Ruth Whitfield. Pearl Young. Katherine Massey. Aaron Salter. Roberta Drury. Heyward Patterson. Celestine Cheney. Andre Mackneil. Geraldine Talley. Margus Morrison. “And now a moment of silence for our now-ancestors,” a speaker said.
These residents came here, hours after the president and the governor had visited, to grieve their neighbours by candlelight with gospel music and biblical invocations. But they also demanded that in their memory, things needed to change.
“I wish I could sing. If I could, I would sing my wish that they will not have died in vain,” said Franchelle Parker, executive director of the local organization Open Buffalo. “We can’t just celebrate their lives without change. We need legislative action.”

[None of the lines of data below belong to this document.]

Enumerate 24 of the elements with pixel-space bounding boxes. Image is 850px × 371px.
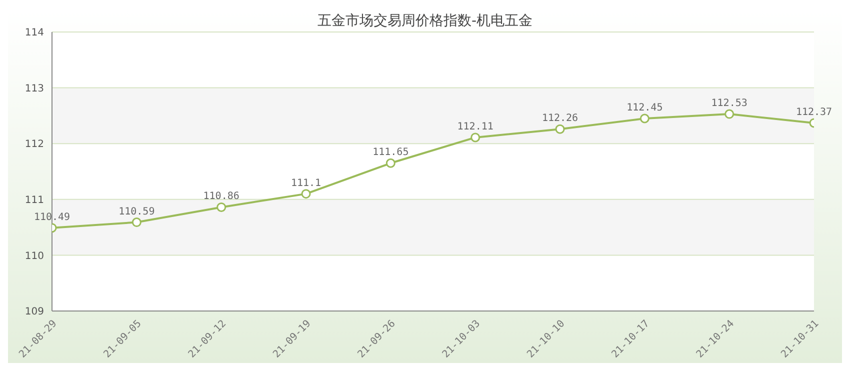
- y-tick-label: 113: [24, 83, 44, 94]
- point: [132, 218, 142, 228]
- point: [470, 132, 480, 142]
- y-tick-label: 109: [24, 306, 44, 318]
- y-tick-label: 112: [24, 139, 44, 150]
- data-label: 110.59: [118, 206, 155, 218]
- data-label: 112.45: [626, 102, 663, 114]
- point: [555, 124, 565, 134]
- data-label: 111.65: [372, 147, 409, 158]
- point: [216, 202, 226, 212]
- point: [386, 158, 396, 168]
- y-tick-label: 114: [24, 28, 44, 39]
- point: [640, 114, 650, 124]
- data-label: 112.53: [711, 98, 748, 110]
- point: [724, 109, 734, 119]
- y-tick-label: 110: [24, 250, 44, 262]
- data-label: 112.11: [457, 121, 494, 132]
- data-label: 111.1: [290, 178, 322, 189]
- data-label: 112.26: [542, 113, 578, 124]
- chart-title: 五金市场交易周价格指数-机电五金: [317, 13, 533, 29]
- y-tick-label: 111: [24, 194, 44, 206]
- point: [301, 189, 311, 199]
- data-label: 112.37: [796, 106, 832, 118]
- data-label: 110.86: [203, 191, 240, 202]
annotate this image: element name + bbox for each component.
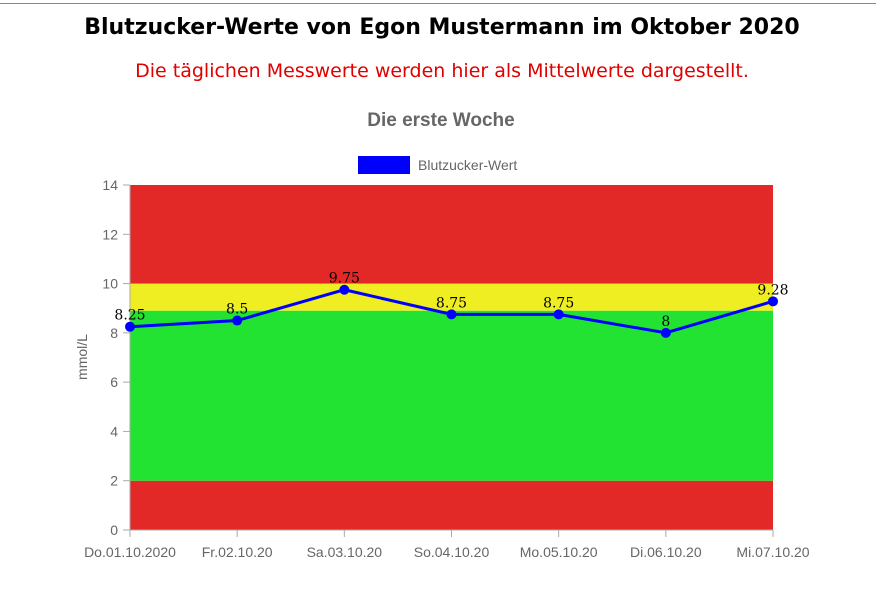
y-tick-label: 6	[110, 374, 118, 390]
y-tick-label: 2	[110, 473, 118, 489]
data-point	[446, 309, 457, 320]
y-tick-label: 4	[110, 423, 118, 439]
y-tick-label: 8	[110, 325, 118, 341]
data-label: 9.75	[329, 271, 360, 287]
x-tick-label: Di.06.10.20	[630, 544, 702, 560]
page-title: Blutzucker-Werte von Egon Mustermann im …	[84, 15, 800, 40]
y-tick-label: 14	[102, 177, 118, 193]
y-tick-label: 12	[102, 226, 118, 242]
y-tick-label: 10	[102, 276, 118, 292]
data-label: 8	[661, 314, 670, 330]
data-point	[768, 296, 778, 307]
band-3	[130, 185, 773, 284]
band-0	[130, 480, 773, 530]
x-tick-label: Mi.07.10.20	[736, 544, 809, 560]
y-tick-label: 0	[110, 522, 118, 538]
band-2	[130, 283, 773, 311]
y-axis-label: mmol/L	[74, 334, 90, 380]
data-label: 9.28	[757, 282, 788, 298]
data-point	[660, 327, 671, 338]
data-point	[553, 309, 564, 320]
data-point	[339, 284, 350, 295]
legend-swatch	[358, 156, 410, 174]
x-tick-label: Fr.02.10.20	[202, 544, 273, 560]
page-subtitle: Die täglichen Messwerte werden hier als …	[135, 60, 749, 82]
data-point	[125, 321, 135, 332]
band-1	[130, 310, 773, 481]
x-tick-label: Sa.03.10.20	[307, 544, 383, 560]
x-tick-label: Mo.05.10.20	[520, 544, 598, 560]
legend-label: Blutzucker-Wert	[418, 157, 517, 173]
top-divider	[0, 3, 876, 4]
data-label: 8.75	[543, 295, 574, 311]
data-label: 8.25	[114, 308, 145, 324]
chart-title: Die erste Woche	[367, 110, 514, 131]
data-point	[232, 315, 243, 326]
x-tick-label: Do.01.10.2020	[84, 544, 176, 560]
data-label: 8.5	[226, 302, 248, 318]
data-label: 8.75	[436, 295, 467, 311]
x-tick-label: So.04.10.20	[414, 544, 490, 560]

That was a theme of the speeches at the vigil: “We’ve had enough prayers and condolences. We need good policy,” one pastor who spoke said.
“You know, it’s all good to have the President of the United States come here, but what’s the plan? Where’s the budget to make things better for us?” another speaker asked.
In that resolve to see changes, they were aligned — in words — with the politicians who visited, who spoke one after another of the need to combat racism and white supremacy, to implement better gun laws, and to comfort this community by delivering both criminal and social justice. The difference is that the politicians are the ones with the power to do something to act on those words.
This apparent racially motivated attack shattered this community. But it was a neighbourhood that had already seen plenty of struggle, shaped by racism and segregation. Buffalo is the sixth-most racially segregated city in the U.S., according to a University of Michigan study. The predominantly Black populated East Side community is one where inspirational murals provide splashes of bright colour on streets dotted with boarded up storefronts and overgrown vacant lots. Black residents of the East Side suffer high amounts of poverty, unemployment, and health problems, according to a University of Buffalo study released last year. That study concluded life conditions had actually gotten worse for these residents over the past three decades.
Even the opening of the Tops supermarket where the shooting happened was considered a neighbourhood victory in 2003 — there are no other proper grocery stores in the area, and community members had fought long and hard to convince the grocery chain to open a location for them.
That’s part of why, among the demands for justice made at the vigil Tuesday night, one community leader said it was imperative that the store reopen its doors.
But you can see why people here have reason to be skeptical of promises that change is going to arrive, even in the wake of such a tragedy as this.
Even President Joe Biden acknowledged that changes in gun laws — which were among the top needs named by both community activists and visiting politicians — face tough political odds. Gun laws weren’t strengthened after the Sandy Hook elementary school shooting a decade ago — even a modest, bipartisan sponsored bill tightening background checks failed to come to a vote in the Senate, despite vows it was time to do something. They haven’t been changed in the wake of dozens of mass shootings since.
After his speech on Tuesday, Biden was asked by a reporter what he could do about gun laws and the president acknowledged there wasn’t much he could do without the support of Congress. And what were the prospects of that, he was asked? “It is going to be very difficult. But I am not going to give up trying.”
Members of Buffalo’s East Side community are used to hearing that politicians are trying. And used to seeing them fail to deliver. The pastor who spoke Tuesday — the one who said the community had enough prayers and condolences — said that “we couldn’t get a deal in Congress” is an excuse long past its sell-by date.
“That’s not going to cut it this time,” he said. Summoning what he said was righteous indignation and love for those who died, he added, “You need to respond not just with prayers, but with the stroke of a pen. We need to demand that those we pay do the job we pay them to do.”